The Novel: Characters Rebel


I have read authors say that sometimes, you think a character’s going to do one thing, and then as you type along the character does something else.

“Horseshit,” I think, because I am a lady. “How could that happen? The characters are imaginary. They don’t think any thoughts without the writer putting those thoughts there.”

Of course, I’m not actually writing anything at this point. I’m making an absurdly detailed outline. I was working on exactly how I will get to my Big Midpoint Scene, in which the male friend earns the hatred of the heroine by revealing his participation in the big sting and I realized, “What am I thinking? He would never do that. It goes against all his principles.”

I think I can get around it by having him participate in the scheme on a limited basis. That gives me a chance to keep the outline as it is, and then it gives him a chance to spell out what his principles are, in case his principles aren’t clear by then.

Right now he’s stomping the dust off his boots and giving me a look that says, “What were you thinking? Do you even KNOW me?”


8 responses to “The Novel: Characters Rebel”

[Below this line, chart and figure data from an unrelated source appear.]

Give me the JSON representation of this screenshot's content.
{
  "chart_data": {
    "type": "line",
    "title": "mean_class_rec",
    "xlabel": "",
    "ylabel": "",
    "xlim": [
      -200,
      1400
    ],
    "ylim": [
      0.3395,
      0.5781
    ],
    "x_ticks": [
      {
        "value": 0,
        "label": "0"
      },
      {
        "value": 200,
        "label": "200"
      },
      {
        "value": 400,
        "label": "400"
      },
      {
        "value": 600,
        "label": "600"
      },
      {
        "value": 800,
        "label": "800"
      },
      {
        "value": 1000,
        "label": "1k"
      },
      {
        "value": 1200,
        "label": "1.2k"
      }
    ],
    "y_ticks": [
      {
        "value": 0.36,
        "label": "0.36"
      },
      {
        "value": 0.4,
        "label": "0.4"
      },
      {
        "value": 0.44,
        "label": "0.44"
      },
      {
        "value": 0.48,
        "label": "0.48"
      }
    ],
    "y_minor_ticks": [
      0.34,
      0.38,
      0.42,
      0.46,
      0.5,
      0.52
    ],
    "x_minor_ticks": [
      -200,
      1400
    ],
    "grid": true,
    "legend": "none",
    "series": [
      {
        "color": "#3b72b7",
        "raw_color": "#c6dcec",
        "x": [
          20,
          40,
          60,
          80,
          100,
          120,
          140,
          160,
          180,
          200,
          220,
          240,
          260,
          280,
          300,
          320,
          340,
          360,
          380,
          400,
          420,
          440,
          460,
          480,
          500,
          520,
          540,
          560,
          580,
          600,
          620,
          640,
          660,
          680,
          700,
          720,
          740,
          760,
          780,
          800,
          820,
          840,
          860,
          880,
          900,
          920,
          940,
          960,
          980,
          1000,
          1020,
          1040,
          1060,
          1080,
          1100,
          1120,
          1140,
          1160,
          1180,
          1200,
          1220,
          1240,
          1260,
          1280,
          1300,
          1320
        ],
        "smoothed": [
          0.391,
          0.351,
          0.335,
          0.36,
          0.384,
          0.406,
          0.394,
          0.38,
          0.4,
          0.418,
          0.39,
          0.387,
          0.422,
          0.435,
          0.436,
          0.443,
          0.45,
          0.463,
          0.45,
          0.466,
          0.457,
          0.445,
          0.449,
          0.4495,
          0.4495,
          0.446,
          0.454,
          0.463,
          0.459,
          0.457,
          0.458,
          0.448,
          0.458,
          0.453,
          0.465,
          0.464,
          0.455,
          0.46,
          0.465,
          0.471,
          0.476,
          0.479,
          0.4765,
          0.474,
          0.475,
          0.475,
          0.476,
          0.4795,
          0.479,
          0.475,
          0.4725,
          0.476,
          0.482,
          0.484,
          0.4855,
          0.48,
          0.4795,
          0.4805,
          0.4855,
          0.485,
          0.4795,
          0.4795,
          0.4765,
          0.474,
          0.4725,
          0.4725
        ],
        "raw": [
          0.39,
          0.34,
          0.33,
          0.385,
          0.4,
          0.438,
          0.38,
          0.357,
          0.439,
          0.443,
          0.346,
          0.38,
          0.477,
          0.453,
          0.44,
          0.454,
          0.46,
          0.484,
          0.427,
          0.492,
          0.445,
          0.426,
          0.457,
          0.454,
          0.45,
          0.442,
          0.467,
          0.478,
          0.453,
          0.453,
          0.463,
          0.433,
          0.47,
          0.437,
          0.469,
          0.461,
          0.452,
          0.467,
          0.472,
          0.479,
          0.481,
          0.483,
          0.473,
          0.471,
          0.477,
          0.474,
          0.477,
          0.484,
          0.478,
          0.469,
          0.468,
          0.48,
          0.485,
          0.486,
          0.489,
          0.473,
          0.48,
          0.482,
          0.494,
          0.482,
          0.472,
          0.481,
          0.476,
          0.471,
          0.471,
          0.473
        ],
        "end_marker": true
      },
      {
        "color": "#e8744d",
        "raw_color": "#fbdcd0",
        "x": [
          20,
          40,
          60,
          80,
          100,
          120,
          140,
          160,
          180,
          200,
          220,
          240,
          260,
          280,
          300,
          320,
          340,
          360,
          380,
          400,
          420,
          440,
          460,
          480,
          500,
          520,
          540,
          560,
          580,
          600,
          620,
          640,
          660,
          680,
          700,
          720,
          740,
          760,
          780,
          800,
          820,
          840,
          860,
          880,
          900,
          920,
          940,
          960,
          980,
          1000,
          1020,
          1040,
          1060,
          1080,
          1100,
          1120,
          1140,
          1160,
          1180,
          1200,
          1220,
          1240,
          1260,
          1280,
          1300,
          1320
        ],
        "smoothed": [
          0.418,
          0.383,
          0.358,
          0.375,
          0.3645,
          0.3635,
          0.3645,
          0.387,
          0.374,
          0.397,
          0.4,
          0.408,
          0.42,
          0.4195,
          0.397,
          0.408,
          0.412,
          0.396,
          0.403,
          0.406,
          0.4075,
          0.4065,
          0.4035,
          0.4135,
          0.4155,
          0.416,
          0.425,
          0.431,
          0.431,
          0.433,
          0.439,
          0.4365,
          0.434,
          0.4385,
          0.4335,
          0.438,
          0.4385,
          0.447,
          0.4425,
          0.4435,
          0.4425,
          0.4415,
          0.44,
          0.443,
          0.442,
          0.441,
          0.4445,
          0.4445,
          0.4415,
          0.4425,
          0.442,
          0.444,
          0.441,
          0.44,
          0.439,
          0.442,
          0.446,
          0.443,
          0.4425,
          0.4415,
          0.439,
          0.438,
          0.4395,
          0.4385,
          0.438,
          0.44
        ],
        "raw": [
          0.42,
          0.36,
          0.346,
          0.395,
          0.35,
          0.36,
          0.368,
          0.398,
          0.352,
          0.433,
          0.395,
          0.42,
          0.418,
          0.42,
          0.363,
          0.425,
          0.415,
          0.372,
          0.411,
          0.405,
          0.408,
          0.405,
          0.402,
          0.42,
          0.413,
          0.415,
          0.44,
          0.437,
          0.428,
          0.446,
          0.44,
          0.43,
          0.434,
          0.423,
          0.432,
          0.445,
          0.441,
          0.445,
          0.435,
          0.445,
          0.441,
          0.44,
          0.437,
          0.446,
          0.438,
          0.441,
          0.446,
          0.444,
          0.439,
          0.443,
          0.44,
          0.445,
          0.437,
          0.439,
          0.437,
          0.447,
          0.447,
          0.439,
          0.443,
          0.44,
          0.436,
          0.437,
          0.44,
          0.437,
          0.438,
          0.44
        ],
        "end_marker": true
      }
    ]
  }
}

  1. HA. That’s the thing, imaginary characters can *totally* do that, and yes, it sounds all woo-woo and stupid the way most people say it, but yes, I think most of the time it boils down to an internal-consistency who-this-person-is thing: would this person pass the marshmallow test or not? If oh, yeah, they’d be jamming that marshmallow in their mouth as soon as the researcher tells them the conditions, then no, they’re unlikely to use/have the self-control to hold back when there’s something they want right in front of them… etc.
    I mean, there’s also that your unconscious brain can surprise your conscious brain with things, too.
    But that does sound like you’re getting more and more a feel for what’s plausible/natural vs. unlikely for characters in your novel, and that is a Good Thing for ending up with something that makes sense out the other side of this process. Congratulations!

  2. I find that hilarious (and also oddly gratifying). 🙂 Although, perhaps, with the Proust questionnaire, it should be a madeleine instead of a marshmallow…
    (I would incidentally note that there has been followup research on the marshmallow tests and variants, which I have *no* idea how it got past the ethics boards, that demonstrate that when researchers leave a sheet of stickers with kids, saying “if you don’t use these stickers, I’ll bring a bunch of sheets for you to use on your art project” and then *fail* to follow through on their promise to bring more stickers and when they come back, oops, time is up, no time for art project, no stickers for you at all… then the kids, next time, *use* the stickers instead of waiting, showing a correctly adaptive response to The Way Things Apparently Work. and I think this is a correctly adaptive response in the marshmallow test, sometimes – if a kid is normally in circumstances such that if you don’t grab a thing now, it’ll go away, then you *eat the marshmallow* of course, because that’s what gets you one marshmallow instead of zero. What the kid has learned to do from their life up until now is, of course, going to be either positively adapted [functional] or maladaptive [not-ideally-functional] depending on what circumstances they get thrown into, but… yeah. It’s not that the kid is “not as smart” or “not able to do things even in their own self-interest” – it’s that what the kid has been trained on in terms of expectations and reliability/stability – and therefore what *is* the way of optimizing any given situation – turns out to be fundamentally different from the researchers’ assumptions. At least in part.)

  3. Ethics boards have been… developing, we’ll say… over the last century or so.
    Aka: I’m not actually sure that they had to pass psychology research past any ethics boards at that time! I think there were some medical-trials ethics in place, however (including consent). The Stanford Prison experiment is also a really really weird and really really creepy one.
    It is also possible that, since there wasn’t actually any shocking going on, that modern ethics boards would have cleared Milgram, anyway; I’m not quite clear on what the ethics boards consider to be psychological damage (apparently they were recently still chill with demonstrating that you can teach small children that authority figures can’t be trusted to follow through on promises, so… I have no clue).

  4. Yeah, I had heard of it, and apparently Cult Murder Leader Jones tried to get teacher-Jones to spill as to how he had created that environment, but he wouldn’t. It’s… good… to remember that we need to keep an eye on ourselves and on our environments.

  5. KC – evidently there’s an interesting doc by one of the Third Wave students. Interesting in times of fascism.